Danielle Hope won the BBC talent hunt Over The Rainbow beating 9000 hopefuls and the 18 year old is now fulfilling her dream – with advance ticket sales already passing £10 million. Her performance is natural and easy and Kansas accent remained strong throughout and her rendition of Over The Rainbow was well delivered.

It was truly a spectacle. Jeremy Sams’s production pulls out all the stops, with ingenious designs by Robert Jones that skilfully conjure up both the sepia world of Kansas’s furrowed fields, to the lurid colours and green Art Deco Palace of Oz. The Yellow Brick Road itself is on a tilted revolve from inside which poppyfields and labyrinthine forest emerge. The costumes as well are fantastic.

 Witches sparkled and cackled, dropping in from the dizzyingly high ceiling and rising from the floor.

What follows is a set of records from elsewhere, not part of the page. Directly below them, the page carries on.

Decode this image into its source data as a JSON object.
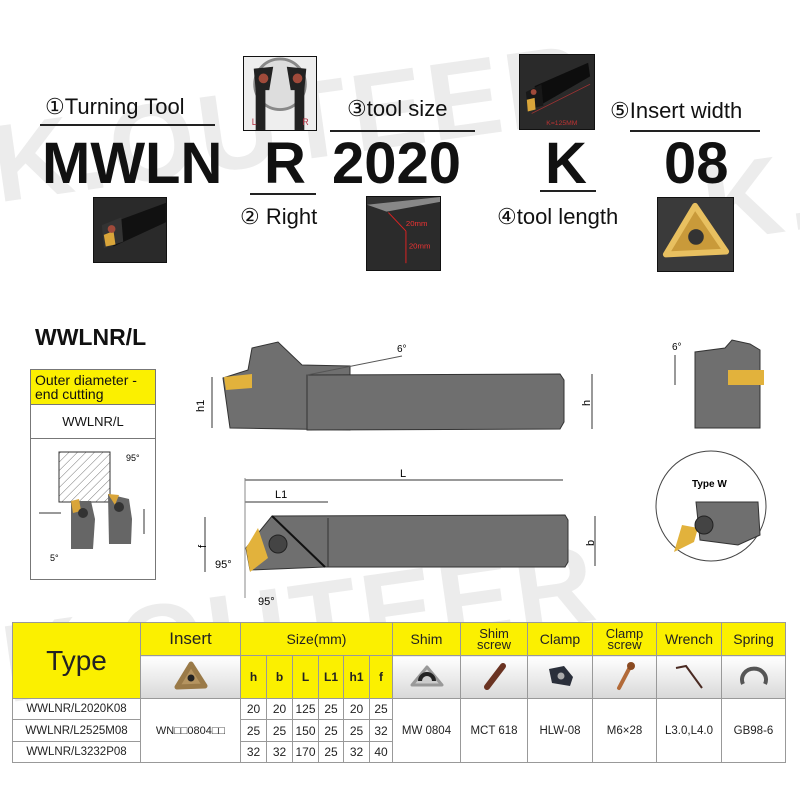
{
  "watermark": "K.OUTEER",
  "code": {
    "labels": {
      "turning_tool": "①Turning Tool",
      "right": "② Right",
      "tool_size": "③tool size",
      "tool_length": "④tool length",
      "insert_width": "⑤Insert width"
    },
    "parts": {
      "type": "MWLN",
      "hand": "R",
      "size": "2020",
      "length": "K",
      "width": "08"
    },
    "thumbs": {
      "hand_left": "L",
      "hand_right": "R",
      "size_dim1": "20mm",
      "size_dim2": "20mm",
      "length_caption": "K=125MM"
    }
  },
  "diagram": {
    "title": "WWLNR/L",
    "box_header": "Outer diameter - end cutting",
    "box_model": "WWLNR/L",
    "angles": {
      "small_approach": "95°",
      "small_clearance": "5°",
      "side_angle": "6°",
      "end_angle": "6°",
      "top_f": "95°",
      "top_bottom": "95°"
    },
    "dims": {
      "h1": "h1",
      "h": "h",
      "L": "L",
      "L1": "L1",
      "f": "f",
      "b": "b"
    },
    "type_w": "Type W"
  },
  "colors": {
    "yellow": "#fbf000",
    "tool_gray": "#6f6f6f",
    "insert_gold": "#e2b23c"
  },
  "table": {
    "type_header": "Type",
    "insert_header": "Insert",
    "size_header": "Size(mm)",
    "size_columns": [
      "h",
      "b",
      "L",
      "L1",
      "h1",
      "f"
    ],
    "part_headers": [
      "Shim",
      "Shim screw",
      "Clamp",
      "Clamp screw",
      "Wrench",
      "Spring"
    ],
    "rows": [
      {
        "type": "WWLNR/L2020K08",
        "sizes": [
          "20",
          "20",
          "125",
          "25",
          "20",
          "25"
        ]
      },
      {
        "type": "WWLNR/L2525M08",
        "sizes": [
          "25",
          "25",
          "150",
          "25",
          "25",
          "32"
        ]
      },
      {
        "type": "WWLNR/L3232P08",
        "sizes": [
          "32",
          "32",
          "170",
          "25",
          "32",
          "40"
        ]
      }
    ],
    "insert": "WN□□0804□□",
    "parts": [
      "MW 0804",
      "MCT 618",
      "HLW-08",
      "M6×28",
      "L3.0,L4.0",
      "GB98-6"
    ]
  }
}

 The incredible collapse of Dorothy’s home in the tornado is almost cinematic, as computer graphics make the winds whirl as the house spins into the vortex of space.  Better yet the Munchkins are genuinely sweet rather than the grotesque freak-show offered by the MGM movie, and Toto – the cutest white Westie (played by Dazzle, Razzamatazz, Bobby and Topper see below) – is adorable.


It’s good to be reminded of such classics as Over The Rainbow, We’re Off To See The Wizard, and Follow The Yellow Brick Road. The additions by Lloyd Webber and Rice are also perfectly good. Dorothy is given an opening number, and Red Shoes Blues, sung by the Wicked Witch (Hannah Waddingham), is a welcome addition.

The Wicked Witch’s revolving lair provides a scare for the teeny tinies in the audience (see above), and there are plenty of flames, bangs and crashes, but as with the film and in the other Oz musical Wicked, everyone will be terrified by the grotesque flying monkeys, although the sheer number of them in Wicked was even more frightening. The supporting cast were superb especially Edward Baker- Duly as The Tin Man and Paul Keating as The Scarecrow.

Some of the smallest details are the most treasurable: the chorus of puppet crows in the cornfield; the flying silhouette of Miss Gulch on her bicycle and overwhelming brass engine room at Oz. There is great pleasure in being in a theatre with a show where an audience is greeting a very old friend and celebrating a very great movie.  This truly is a visual feast and a sheer delight and a welcome companion to its pre-set partner across town – Wicked.